O apóstolo Paulo advertiu seu colaborador Timóteo: “A pronunciação inspirada diz definitivamente que nos períodos posteriores de tempo alguns se desviarão da fé, prestando atenção a desencaminhantes pronunciações inspiradas e a ensinos de demônios, pela hipocrisia de homens que falam mentiras.” (1 Timóteo 4:1, 2) É o conceito de que os mortos da humanidade estão vivos no domínio espiritual um ensino de demônios?
Sim, é. Satanás, o Diabo, “o pai da mentira”, disse a Eva que ela não morreria, indicando que continuaria vivendo na carne. (João 8:44; Gênesis 3:3, 4) Isso não é o mesmo que dizer que uma alma imortal sobrevive à morte do corpo. Contudo, Satanás e seus demônios esforçam-se a desviar as pessoas da verdade da Palavra de Deus por promover a idéia de que a vida continua após a morte. As Testemunhas de Jeová, por crerem no que Deus diz na Bíblia, não partilham os conceitos nem participam de práticas que apóiam as mentiras de Satanás. — 2 Coríntios 6:14-18.
Por evitarem práticas fúnebres antibíblicas, os servos de Jeová incorrem no desfavor de alguns que não pensam da mesma forma. Algumas Testemunhas foram privadas de heranças. Outras foram marginalizadas pela família. Quais cristãos verdadeiros, porém, dão-se conta de que a obediência fiel a Deus resulta no desfavor do mundo. Iguais aos leais apóstolos de Jesus Cristo, estão decididos a “obedecer a Deus como governante antes que aos homens”. — Atos 5:29; João 17:14.
Ao passo que prezam a lembrança de seus entes queridos que adormeceram na morte, os cristãos verdadeiros esforçam-se a demonstrar amor aos que estão vivos. Por exemplo, após a morte do pai, Aliu levou a mãe para sua casa e a alimentou e cuidou dela pelo resto de sua vida. Quando outros dizem que Aliu se importava pouco com sua mãe por não tê-la enterrado segundo o costume popular, ele cita o seguinte ditado popular de seu povo: “Alimente minha boca antes de alimentar meus pés.” Alimentar a boca, ou cuidar duma pessoa enquanto ela ainda está viva, é muito mais importante do que alimentar os pés, a prática já descrita e associada com o velório após a morte da pessoa. Alimentar os pés, de fato, não beneficia de modo algum os mortos.

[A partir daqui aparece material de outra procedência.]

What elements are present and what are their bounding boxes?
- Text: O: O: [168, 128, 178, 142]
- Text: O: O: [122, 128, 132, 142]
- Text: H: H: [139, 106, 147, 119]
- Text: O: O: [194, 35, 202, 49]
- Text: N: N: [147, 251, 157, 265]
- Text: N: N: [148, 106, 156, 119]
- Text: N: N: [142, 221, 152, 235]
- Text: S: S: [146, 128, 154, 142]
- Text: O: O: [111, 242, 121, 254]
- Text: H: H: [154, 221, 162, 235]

Aliu pergunta aos que o criticam: ‘O que preferiria: que sua família cuidasse de você durante sua velhice, ou que lhe fizesse uma grande festa após a morte?’ A maioria das pessoas prefere receber cuidados enquanto ainda estão vivas. Também apreciam saber que, caso venham a falecer, terão um ofício digno, baseado na Bíblia, em memória de sua pessoa, e um enterro adequado.
É isso o que as Testemunhas de Jeová se esforçam a fazer por seus entes queridos. Alimentam a boca, não os pés.